A Relação simbiótica entre uma lebre e uma pantera negra - Capítulo 84
Ahin suspirou, lembrando-se dos documentos estampados com o selo “pé de coelho” guardados na gaveta.
“Mantenha-se informado sobre o que acontece com os Labians. Se houver qualquer sinal de que tentarão contatar Vivi, lide com isso.”
“Sim, meu Lorde. Mudando de assunto, sobre a execução de Barra…”
“Dessa vez não posso evitá-la. Ele passou dos limites.”
“Não é isso… Talvez a ajuda do Lorde seja necessária…”
Ahin piscou, sem entender o que isso queria dizer.

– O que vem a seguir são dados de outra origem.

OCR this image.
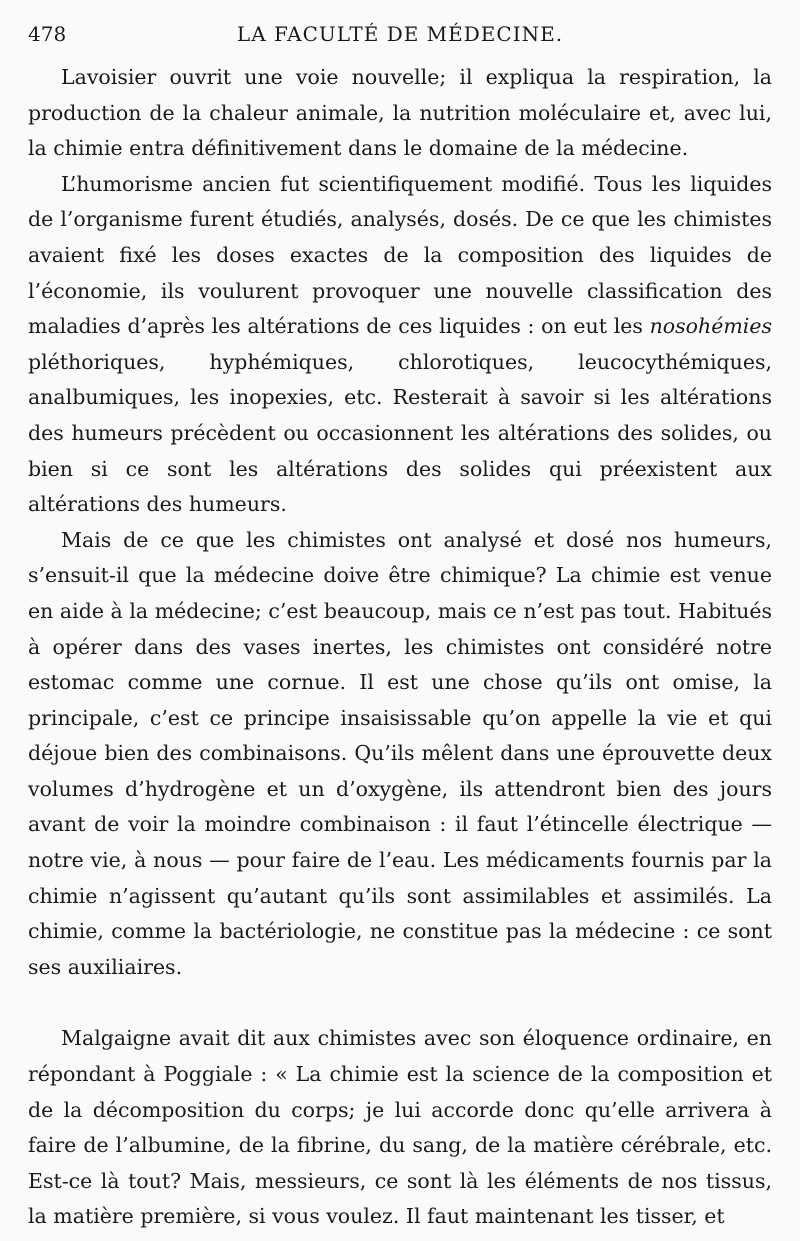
478	LA FACULTÉ DE MÉDECINE.

Lavoisier ouvrit une voie nouvelle; il expliqua la respiration, la production de la chaleur animale, la nutrition moléculaire et, avec lui, la chimie entra définitivement dans le domaine de la médecine.

L’humorisme ancien fut scientifiquement modifié. Tous les liquides de l’organisme furent étudiés, analysés, dosés. De ce que les chimistes avaient fixé les doses exactes de la composition des liquides de l’économie, ils voulurent provoquer une nouvelle classification des maladies d’après les altérations de ces liquides : on eut les nosohémies pléthoriques, hyphémiques, chlorotiques, leucocythémiques, analbumiques, les inopexies, etc. Resterait à savoir si les altérations des humeurs précèdent ou occasionnent les altérations des solides, ou bien si ce sont les altérations des solides qui préexistent aux altérations des humeurs.

Mais de ce que les chimistes ont analysé et dosé nos humeurs, s’ensuit-il que la médecine doive être chimique? La chimie est venue en aide à la médecine; c’est beaucoup, mais ce n’est pas tout. Habitués à opérer dans des vases inertes, les chimistes ont considéré notre estomac comme une cornue. Il est une chose qu’ils ont omise, la principale, c’est ce principe insaisissable qu’on appelle la vie et qui déjoue bien des combinaisons. Qu’ils mêlent dans une éprouvette deux volumes d’hydrogène et un d’oxygène, ils attendront bien des jours avant de voir la moindre combinaison : il faut l’étincelle électrique — notre vie, à nous — pour faire de l’eau. Les médicaments fournis par la chimie n’agissent qu’autant qu’ils sont assimilables et assimilés. La chimie, comme la bactériologie, ne constitue pas la médecine : ce sont ses auxiliaires.

Malgaigne avait dit aux chimistes avec son éloquence ordinaire, en répondant à Poggiale : « La chimie est la science de la composition et de la décomposition du corps; je lui accorde donc qu’elle arrivera à faire de l’albumine, de la fibrine, du sang, de la matière cérébrale, etc. Est-ce là tout? Mais, messieurs, ce sont là les éléments de nos tissus, la matière première, si vous voulez. Il faut maintenant les tisser, et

“Por favor, veja por si mesmo.”
Evelyn, hesitando, guiou Ahin até a janela, onde, através da névoa, era possível ver o gramado da mansão. Quando Ahin se aproximou, pode enxergar Barra e Vivi, frente a frente. Um vento gelado soprava sobre os dois animais, que pareciam tensos. Atrás deles, Meimi estava com uma adaga pronta para atirar a qualquer momento, e Ash, em posição de alerta, parecia preocupada. Além disso, vários cavaleiros assistiam, formando um círculo ao redor.
“O que está acontecendo?”
Ahin, olhando pela janela, perguntou.
“É um duelo entre a Senhorita Coelha e Barra.”
“De quem foi essa ideia?”
“A Senhorita Coelha que pediu isso.”
“Não é possível…”
Era inimaginável que Vivi, a coelha mais covarde do mundo, fosse querer enfrentar uma pantera negra por conta própria. Parecia que ela tinha escutado que Barra só obedecia aqueles que julgava serem mais fortes que ele. Então, ela devia ter planejado usar seus feromônios para derrotá-lo. Mas, com tanta gente assistindo, estaria tudo bem?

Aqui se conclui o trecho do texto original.